On Tuesday, December 30, 2014 08:11:15 AM Bruce Hill, Jr. wrote:
> > On December 27, 2014 at 10:19 AM Andrew Savchenko <birc...@gentoo.org>
> > wrote:
> > 
> > If you have mail problems, check your MTA or whatever you are
> > using to receive e-mail from this list. As you can see, other
> > people don't have this problems.
> 
> On my workstation mail is POP3 using mutt and mail-mta/msmtp is the MTA.
> 
> > Just my guess: greylisting is broken (or had a temporary lag) on
> > mail server you are using.
> 
> There is no greylisting/blacklisting being done.
> I checked mail at the web interface for the hosting company, and there was
> no repeat of messages here; only in Mutt. Now there is another account
> doing the same thing.
> 
> Can you offer any technical suggestions as for what to check?

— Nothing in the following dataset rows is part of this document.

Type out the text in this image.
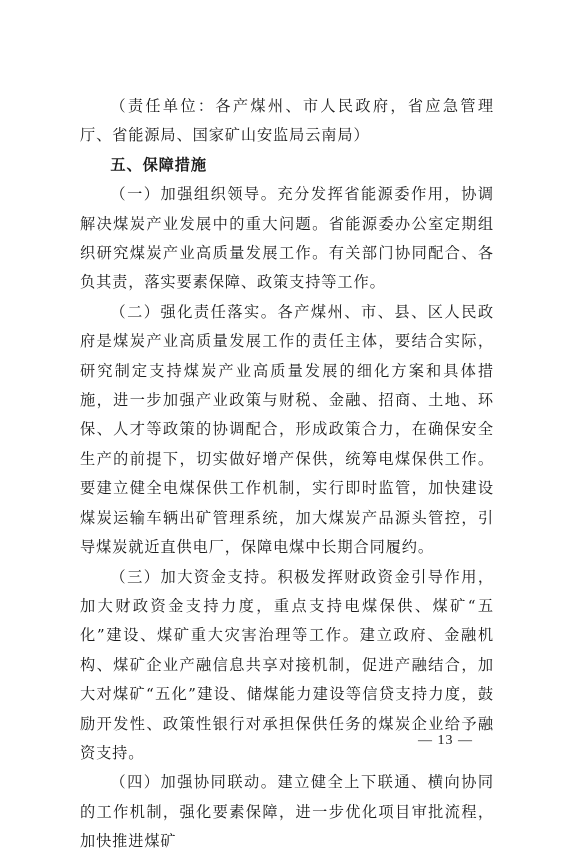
（责任单位：各产煤州、市人民政府，省应急管理厅、省能源局、国家矿山安监局云南局）

五、保障措施

（一）加强组织领导。充分发挥省能源委作用，协调解决煤炭产业发展中的重大问题。省能源委办公室定期组织研究煤炭产业高质量发展工作。有关部门协同配合、各负其责，落实要素保障、政策支持等工作。

（二）强化责任落实。各产煤州、市、县、区人民政府是煤炭产业高质量发展工作的责任主体，要结合实际，研究制定支持煤炭产业高质量发展的细化方案和具体措施，进一步加强产业政策与财税、金融、招商、土地、环保、人才等政策的协调配合，形成政策合力，在确保安全生产的前提下，切实做好增产保供，统筹电煤保供工作。要建立健全电煤保供工作机制，实行即时监管，加快建设煤炭运输车辆出矿管理系统，加大煤炭产品源头管控，引导煤炭就近直供电厂，保障电煤中长期合同履约。

（三）加大资金支持。积极发挥财政资金引导作用，加大财政资金支持力度，重点支持电煤保供、煤矿“五化”建设、煤矿重大灾害治理等工作。建立政府、金融机构、煤矿企业产融信息共享对接机制，促进产融结合，加大对煤矿“五化”建设、储煤能力建设等信贷支持力度，鼓励开发性、政策性银行对承担保供任务的煤炭企业给予融资支持。

（四）加强协同联动。建立健全上下联通、横向协同的工作机制，强化要素保障，进一步优化项目审批流程，加快推进煤矿

— 13 —
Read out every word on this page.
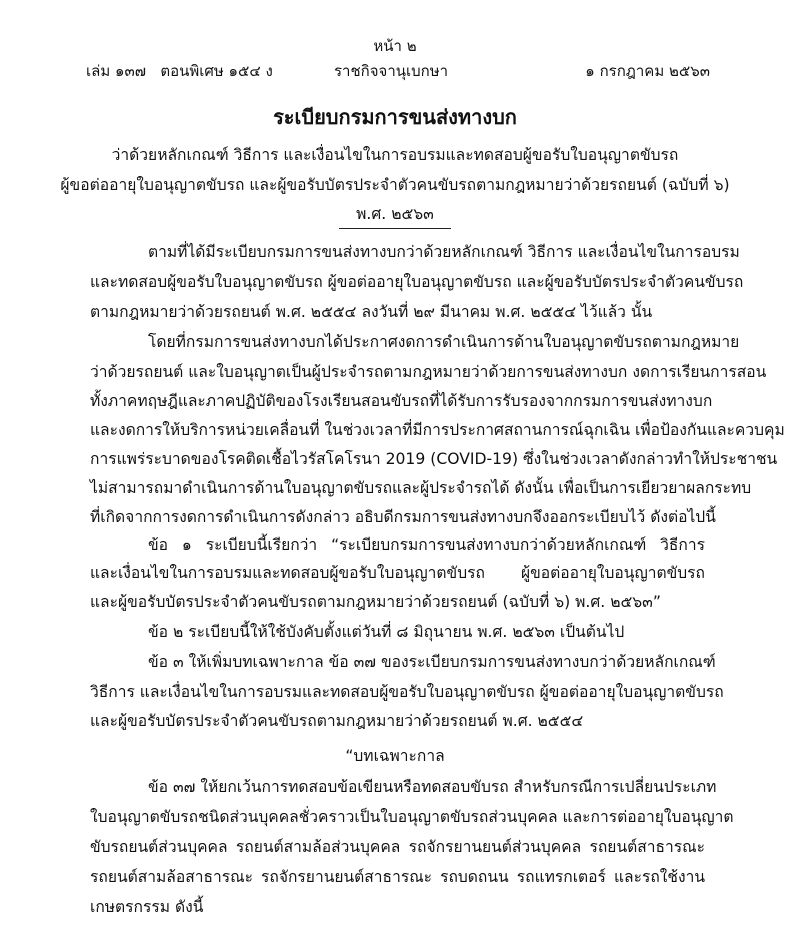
หน้า ๒
เล่ม ๑๓๗ ตอนพิเศษ ๑๕๔ ง	ราชกิจจานุเบกษา	๑ กรกฎาคม ๒๕๖๓
ระเบียบกรมการขนส่งทางบก
ว่าด้วยหลักเกณฑ์ วิธีการ และเงื่อนไขในการอบรมและทดสอบผู้ขอรับใบอนุญาตขับรถ
ผู้ขอต่ออายุใบอนุญาตขับรถ และผู้ขอรับบัตรประจำตัวคนขับรถตามกฎหมายว่าด้วยรถยนต์ (ฉบับที่ ๖)
พ.ศ. ๒๕๖๓
ตามที่ได้มีระเบียบกรมการขนส่งทางบกว่าด้วยหลักเกณฑ์ วิธีการ และเงื่อนไขในการอบรม
และทดสอบผู้ขอรับใบอนุญาตขับรถ ผู้ขอต่ออายุใบอนุญาตขับรถ และผู้ขอรับบัตรประจำตัวคนขับรถ
ตามกฎหมายว่าด้วยรถยนต์ พ.ศ. ๒๕๕๔ ลงวันที่ ๒๙ มีนาคม พ.ศ. ๒๕๕๔ ไว้แล้ว นั้น
โดยที่กรมการขนส่งทางบกได้ประกาศงดการดำเนินการด้านใบอนุญาตขับรถตามกฎหมาย
ว่าด้วยรถยนต์ และใบอนุญาตเป็นผู้ประจำรถตามกฎหมายว่าด้วยการขนส่งทางบก งดการเรียนการสอน
ทั้งภาคทฤษฎีและภาคปฏิบัติของโรงเรียนสอนขับรถที่ได้รับการรับรองจากกรมการขนส่งทางบก
และงดการให้บริการหน่วยเคลื่อนที่ ในช่วงเวลาที่มีการประกาศสถานการณ์ฉุกเฉิน เพื่อป้องกันและควบคุม
การแพร่ระบาดของโรคติดเชื้อไวรัสโคโรนา 2019 (COVID-19) ซึ่งในช่วงเวลาดังกล่าวทำให้ประชาชน
ไม่สามารถมาดำเนินการด้านใบอนุญาตขับรถและผู้ประจำรถได้ ดังนั้น เพื่อเป็นการเยียวยาผลกระทบ
ที่เกิดจากการงดการดำเนินการดังกล่าว อธิบดีกรมการขนส่งทางบกจึงออกระเบียบไว้ ดังต่อไปนี้
ข้อ ๑ ระเบียบนี้เรียกว่า “ระเบียบกรมการขนส่งทางบกว่าด้วยหลักเกณฑ์ วิธีการ
และเงื่อนไขในการอบรมและทดสอบผู้ขอรับใบอนุญาตขับรถ ผู้ขอต่ออายุใบอนุญาตขับรถ
และผู้ขอรับบัตรประจำตัวคนขับรถตามกฎหมายว่าด้วยรถยนต์ (ฉบับที่ ๖) พ.ศ. ๒๕๖๓”
ข้อ ๒ ระเบียบนี้ให้ใช้บังคับตั้งแต่วันที่ ๘ มิถุนายน พ.ศ. ๒๕๖๓ เป็นต้นไป
ข้อ ๓ ให้เพิ่มบทเฉพาะกาล ข้อ ๓๗ ของระเบียบกรมการขนส่งทางบกว่าด้วยหลักเกณฑ์
วิธีการ และเงื่อนไขในการอบรมและทดสอบผู้ขอรับใบอนุญาตขับรถ ผู้ขอต่ออายุใบอนุญาตขับรถ
และผู้ขอรับบัตรประจำตัวคนขับรถตามกฎหมายว่าด้วยรถยนต์ พ.ศ. ๒๕๕๔
“บทเฉพาะกาล
ข้อ ๓๗ ให้ยกเว้นการทดสอบข้อเขียนหรือทดสอบขับรถ สำหรับกรณีการเปลี่ยนประเภท
ใบอนุญาตขับรถชนิดส่วนบุคคลชั่วคราวเป็นใบอนุญาตขับรถส่วนบุคคล และการต่ออายุใบอนุญาต
ขับรถยนต์ส่วนบุคคล รถยนต์สามล้อส่วนบุคคล รถจักรยานยนต์ส่วนบุคคล รถยนต์สาธารณะ
รถยนต์สามล้อสาธารณะ รถจักรยานยนต์สาธารณะ รถบดถนน รถแทรกเตอร์ และรถใช้งาน
เกษตรกรรม ดังนี้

Do you leave the messages on the mailserver?
In that case, ensure your POP3-client keeps a list of message-ids (UIDL) and 
only downloads messages that haven't been downloaded before.

Here is what the man page for fetchmail says about it:
***


       -U | --uidl
              (Keyword: uidl)
              Force  UIDL use (effective only with POP3).  Force client-side 
tracking of 'newness' of messages (UIDL stands for "unique ID listing" and is 
described in RFC1939).  Use with 'keep' to use a mailbox as a baby news drop 
for a group
              of users. The fact that seen messages are skipped is logged, 
unless error logging is done through syslog while running in daemon mode.  
Note that fetchmail may automatically enable this option depending on upstream  
server  capa-
              bilities.  Note also that this option may be removed and forced 
enabled in a future fetchmail version. See also: --idfile.

***

I don't know if there is an equivalent for mutt as I don't use that.